Tutti processi che hanno comportato il proliferare del ricorso ai contratti di solidarietà e alla cassa integrazione in deroga.
Secondo le stime delle nostre strutture regionali meridionali entro il 2013 potrebbero chiudere ulteriori 200 agenzie (di cui almeno la metà in Sicilia e in Campania).

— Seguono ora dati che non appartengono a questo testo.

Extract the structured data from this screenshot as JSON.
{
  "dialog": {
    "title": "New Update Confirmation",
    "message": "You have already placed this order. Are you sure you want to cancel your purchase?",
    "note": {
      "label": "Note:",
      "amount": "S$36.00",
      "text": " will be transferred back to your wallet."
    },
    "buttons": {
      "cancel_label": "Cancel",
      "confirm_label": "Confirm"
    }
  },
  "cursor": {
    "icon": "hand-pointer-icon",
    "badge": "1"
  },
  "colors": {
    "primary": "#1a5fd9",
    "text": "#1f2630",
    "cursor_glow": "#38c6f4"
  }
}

Un fenomeno che interessa complessivamente tutte le Compagnie, dalle più grandi alle più piccole.
Inoltre l’estrema polverizzazione delle agenzie, l’impiego di una manodopera soprattutto femminile, le difficoltà incontrate a rinnovare il CCNL (a tutt’oggi la metà della rappresentanza datoriale non riconosce il rinnovo, SNA) rendono ancora più difficile la difesa di questo pezzo del mondo del lavoro che comunque raggiunge complessivamente le 70.000 unità.
Brevi conclusioni
La chiusura di sportelli bancari e agenzie assicurative è fenomeno di natura nazionale, ma l’incidenza sul territorio meridionale di tali processi assume, ancorchè solo in percentuale, una dirompenza sociale ed economica molto rilevante.
La necessità di un confronto più stretto e metodico tra il Dipartimento Mezzogiorno e le strutture di coordinamento aziendali di banche e assicurazioni può e deve accendere un riflettore permanente per poter meglio indagare e contrastare tali processi.